Oil Down More Than 1% On Fresh Supply Build, Dollar Spike
NEW YORK, Dec 17 (Reuters) - Oil prices fell more than 1 percent on Thursday, with global benchmark Brent settling not far from 2004 lows, after fresh supply builds at the delivery point for U.S. crude futures added to worries about a global glut.
Trading was thin, however, as uncertainty over how much longer oil prices could stay from hitting 11-year lows kept some players sidelined, analysts said.
"There could be a short-covering bounce here, for all we know. I'm hoping for that, so I can short the hell out of it," said Tariq Zahir, an oil bear who trades mostly crude oil spreads at Tyche Capital Advisors in New York.
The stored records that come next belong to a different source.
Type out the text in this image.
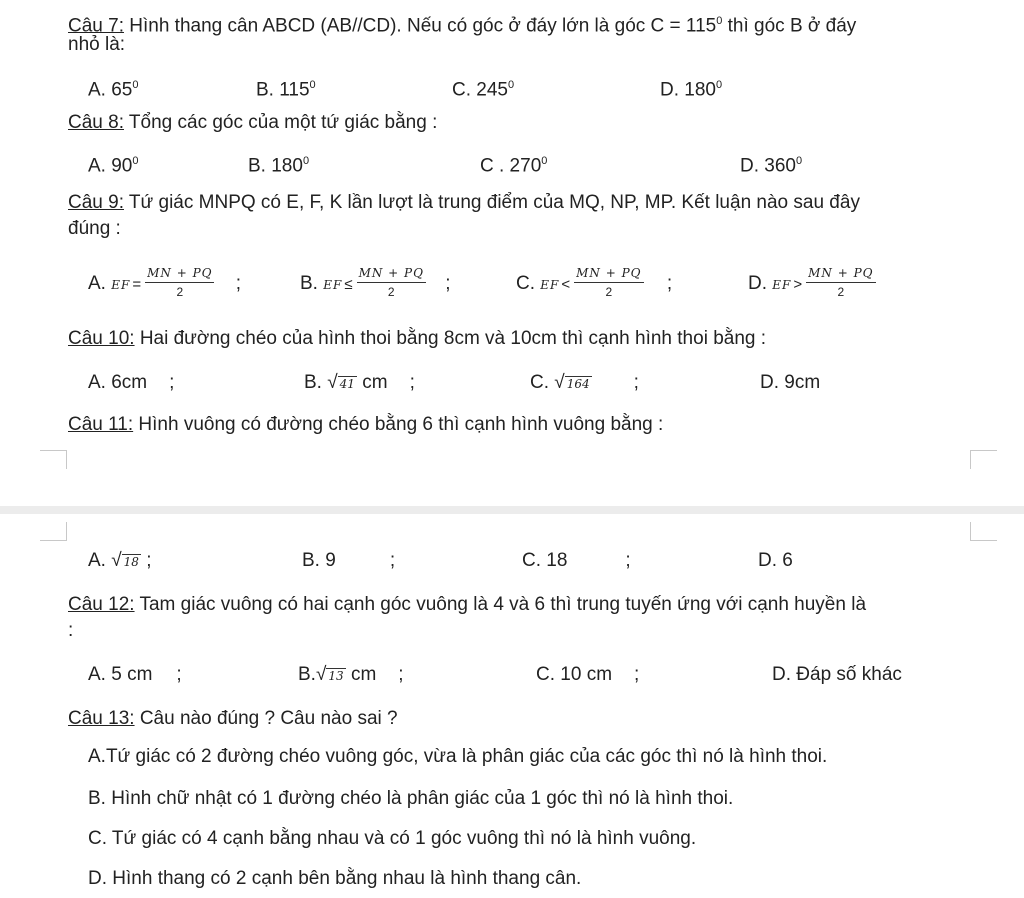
Câu 7: Hình thang cân ABCD (AB//CD). Nếu có góc ở đáy lớn là góc $C = 115^0$ thì góc B ở đáy
nhỏ là:
A. $65^0$	B. $115^0$	C. $245^0$	D. $180^0$
Câu 8: Tổng các góc của một tứ giác bằng :
A. $90^0$	B. $180^0$	C . $270^0$	D. $360^0$
Câu 9: Tứ giác MNPQ có E, F, K lần lượt là trung điểm của MQ, NP, MP. Kết luận nào sau đây
đúng :
A. EF = $\frac{MN + PQ}{2}$ ;	B. EF ≤ $\frac{MN + PQ}{2}$ ;	C. EF < $\frac{MN + PQ}{2}$ ;	D. EF > $\frac{MN + PQ}{2}$
Câu 10: Hai đường chéo của hình thoi bằng 8cm và 10cm thì cạnh hình thoi bằng :
A. 6cm ;	B. √ 41 cm ;	C. √ 164 ;	D. 9cm
Câu 11: Hình vuông có đường chéo bằng 6 thì cạnh hình vuông bằng :
A. √ 18 ;	B. 9	;	C. 18	;	D. 6
Câu 12: Tam giác vuông có hai cạnh góc vuông là 4 và 6 thì trung tuyến ứng với cạnh huyền là
:
A. 5 cm ;	B.√ 13 cm ;	C. 10 cm ;	D. Đáp số khác
Câu 13: Câu nào đúng ? Câu nào sai ?
A.Tứ giác có 2 đường chéo vuông góc, vừa là phân giác của các góc thì nó là hình thoi.
B. Hình chữ nhật có 1 đường chéo là phân giác của 1 góc thì nó là hình thoi.
C. Tứ giác có 4 cạnh bằng nhau và có 1 góc vuông thì nó là hình vuông.
D. Hình thang có 2 cạnh bên bằng nhau là hình thang cân.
Brent settled down 33 cents at $37.06 a barrel, finishing less than $1 above its 2004 low of $36.40.
U.S. crude's West Texas Intermediate (WTI) futures ended the session down 57 cents, or 1.6 percent, at $34.95 a barrel, reaching a session low of $34.63. On Monday, WTI hit a seven-year low of $34.53.
Volume in WTI was just under 180 million barrels due to fewer trades, versus 750 million barrels from a week ago.
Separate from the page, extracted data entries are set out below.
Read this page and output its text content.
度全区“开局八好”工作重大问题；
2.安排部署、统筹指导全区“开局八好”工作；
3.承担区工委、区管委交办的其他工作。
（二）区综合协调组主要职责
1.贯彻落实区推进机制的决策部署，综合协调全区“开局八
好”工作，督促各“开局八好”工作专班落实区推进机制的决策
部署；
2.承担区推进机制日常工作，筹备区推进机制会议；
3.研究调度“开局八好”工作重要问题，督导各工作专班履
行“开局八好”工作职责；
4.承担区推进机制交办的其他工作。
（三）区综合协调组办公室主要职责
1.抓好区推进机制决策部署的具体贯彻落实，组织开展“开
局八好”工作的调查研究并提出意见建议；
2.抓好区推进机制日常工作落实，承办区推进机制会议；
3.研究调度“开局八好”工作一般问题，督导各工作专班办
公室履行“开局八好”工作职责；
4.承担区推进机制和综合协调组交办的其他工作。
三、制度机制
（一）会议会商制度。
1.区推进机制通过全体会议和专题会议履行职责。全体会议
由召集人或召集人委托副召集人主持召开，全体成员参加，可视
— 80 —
Market intelligence firm Genscape reported an inventory increase of 1.4 million barrels at the Cushing, Oklahoma delivery hub for the U.S. crude's West Texas Intermediate (WTI) futures, traders who saw the data said.
Genscape's report on Cushing came a day after the U.S. Energy Information Administration (EIA) said crude stockpiles across the United States jumped by 4.8 million barrels last week, versus analysts expectations for a draw. The EIA data and a Federal Reserve rate hike supportive to the dollar pushed oil prices down 3 percent on Wednesday.
"Bearish fundamentals are hanging over the oil markets like storm clouds, with no break in sight or relief in the near future," said Chris Jarvis, founder of Caprock Risk Management, an oil market consultancy in Frederick, Maryland. "The dollar is moving higher too."
The dollar hit a two-week high against a basket of currencies on Thursday, making oil and other commodities denominated in the greenback less affordable to users of the euro among others.
Speculation about an imminent end to a 40-year ban on U.S. crude exports caused Brent's premium to WTI to dwindle below $1 per barrel. The premium was above $13 a barrel in March <CL-LCO1=R>.
The world's biggest oil producers in OPEC added to the market's bearish sentiment, forecasting scant chance for a meaningful oil price rise in 2016.